As described on our Research Interests page, we have a particular interest in indoor navigation because it involves a number of challenges, both spatiocognitive and technological, which differentiate it from navigation in other types of environments. The crux of the issue is that compared to outdoor travel, indoor navigation is supported by far less environmental information, orienting cues, and external aids (such as maps or GPS). As a result, spatial learning and wayfinding of indoor spaces can be far more challenging than performing the same spatial behaviors outside. It is therefore surprising how little research has been done with indoor navigation and how many differences--environmental, technological, and behavioral—are still poorly understood compared to outdoor travel.

Our primary research interest in this topic is to provide solutions to the indoor wayfinding challenge by determining the optimal information requirements for both visual and non-visual interfaces to support spatial knowledge acquisition and navigation of indoor environments. We study this problem using physical spaces, virtual layouts, and mixed environments.

To appreciate the issues involved, consider the last time you walked around a large city. Access to all matter of environmental cues (e.g. a tall building, river, far-off mountain range, etc) likely served as global landmarks to help guide your navigation and structure your mental representation of the space. However, the benefit of these global landmarks to support your spatial behaviors is generally lost when you are navigating inside buildings, as line of sight information is occluded by walls, doors, and limited access to the outside world. For outdoor travel, the consistency of city blocks, naming conventions of streets, and addressing of buildings also provide important spatial cues about your distance traveled, direction of movement, and location in the city.

By contrast, indoor navigation lacks most of these orienting cues, as hallways are not laid out in blocks or given spatially meaningful or uniquely identifiable names. Although rooms usually have numbers, the numbering scheme is often inconsistent and provides far less information than a street address. Without the structure of these naming and numbering conventions, it is easy to get lost during indoor navigation, difficult to give route directions, and hard to determine how your current heading and position relates to other places in the building—ambiguity which complicates spatial updating and wayfinding behavior. Finally, outdoor travel is supported by many external aids such as maps, compasses, and GPS-based navigation systems comprised of large databases of landmarks, streets, and addresses. The latter is of growing interest, as these systems can provide a navigator with real-time route guidance, information about nearby points of interest, the ability to plan detours or reorient if lost, or a means of exploring the city without concern for getting back to a known location. Given the dearth of cues for indoor travel, a similar system for navigating buildings would have many benefits and applications. Unfortunately, indoor GPS tracking is severely limited due to signal attenuation and multipath problems. In addition, access to precise building databases suitable for supporting navigation are rarely available, and even when models do exist, there are no standards for representing/modeling data structures for indoor spaces. As a result, there is currently no viable analogue to GPS navigation systems for providing real-time positioning and building-specific GIS for supporting indoor travel.

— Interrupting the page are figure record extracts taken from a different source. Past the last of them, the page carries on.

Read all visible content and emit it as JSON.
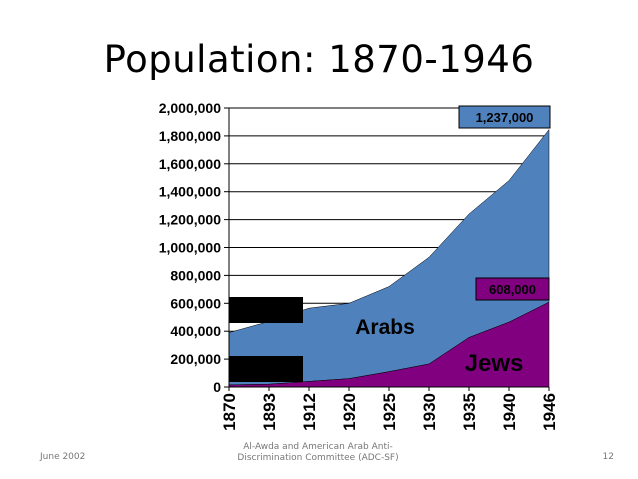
{
  "slide": {
    "title": "Population: 1870-1946",
    "footer_left": "June 2002",
    "footer_center": "Al-Awda and American Arab Anti-Discrimination Committee (ADC-SF)",
    "footer_right": "12"
  },
  "chart_data": {
    "type": "area",
    "stacked": true,
    "categories": [
      "1870",
      "1893",
      "1912",
      "1920",
      "1925",
      "1930",
      "1935",
      "1940",
      "1946"
    ],
    "ylim": [
      0,
      2000000
    ],
    "yticks": [
      0,
      200000,
      400000,
      600000,
      800000,
      1000000,
      1200000,
      1400000,
      1600000,
      1800000,
      2000000
    ],
    "ytick_labels": [
      "0",
      "200,000",
      "400,000",
      "600,000",
      "800,000",
      "1,000,000",
      "1,200,000",
      "1,400,000",
      "1,600,000",
      "1,800,000",
      "2,000,000"
    ],
    "grid": true,
    "series": [
      {
        "name": "Jews",
        "color": "#800080",
        "values": [
          15000,
          20000,
          40000,
          60000,
          110000,
          165000,
          355000,
          465000,
          608000
        ]
      },
      {
        "name": "Arabs",
        "color": "#4f81bd",
        "values": [
          375000,
          450000,
          525000,
          540000,
          610000,
          765000,
          885000,
          1015000,
          1237000
        ]
      }
    ],
    "annotations": {
      "arabs_total": "1,237,000",
      "jews_total": "608,000"
    },
    "redaction_boxes": 2
  }
}
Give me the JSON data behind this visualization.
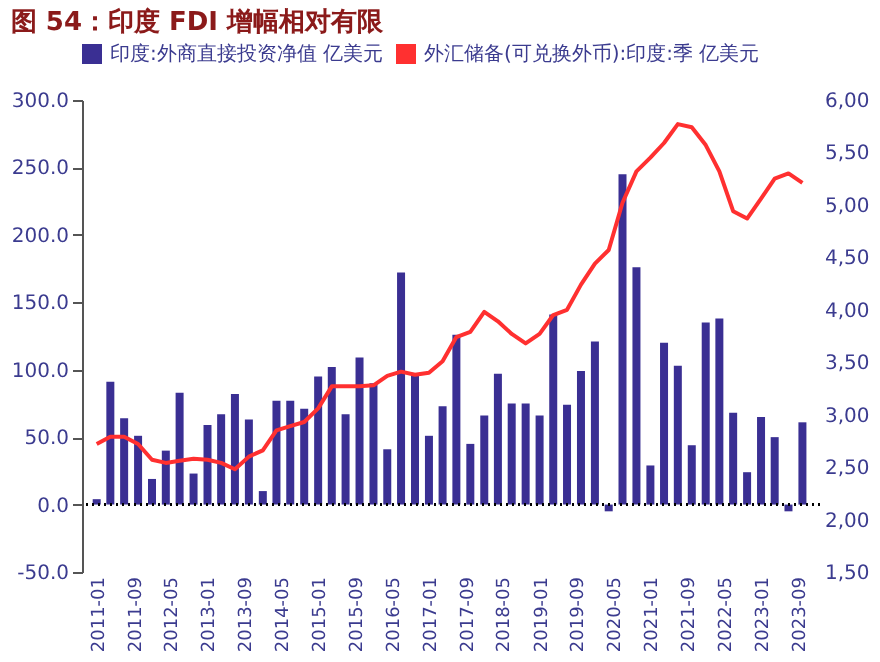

While the absence of indoor navigation systems may lead to some frustrations in finding your desired location, wasted time in figuring out where you are and where you want to go, and significantly longer distances traveled as you wander around the building, consulting maps and signs will usually get you to your destination. Now imagine navigating the building--let’s say it’s a large mall--without vision, as would be the case for a person who is blind or visually impaired. In such thought experiments, sighted people usually worry about falling down stairs, bumping into other people, or running into fixed (and usually hard) obstructions such as benches, poles, or walls. However, detecting and avoiding such obstacles is not a significant problem for an independent blind traveler, since long canes and guide dogs are extremely effective mobility tools for performing these spatial operations. Rather, the main challenge for indoor navigation without vision involves lack of the same orientation information which also frustrates visually-based travel. However, these problems are often compounded for blind people, as much of the information to support indoor wayfinding is only accessible visually, e.g. signs, landmarks, floor plans, and you-are-here maps. Thus, as is described further on our Research Interests and Current Projects pages, an important goal of several initiatives in the lab is to determine techniques that can make this information available to people who cannot access it through visual means.

Our take home message is that providing access to context sensitive, navigationally-relevant environmental information will lead to significant improvements for many of the wayfinding challenges experienced during indoor travel, whether performed with or without vision.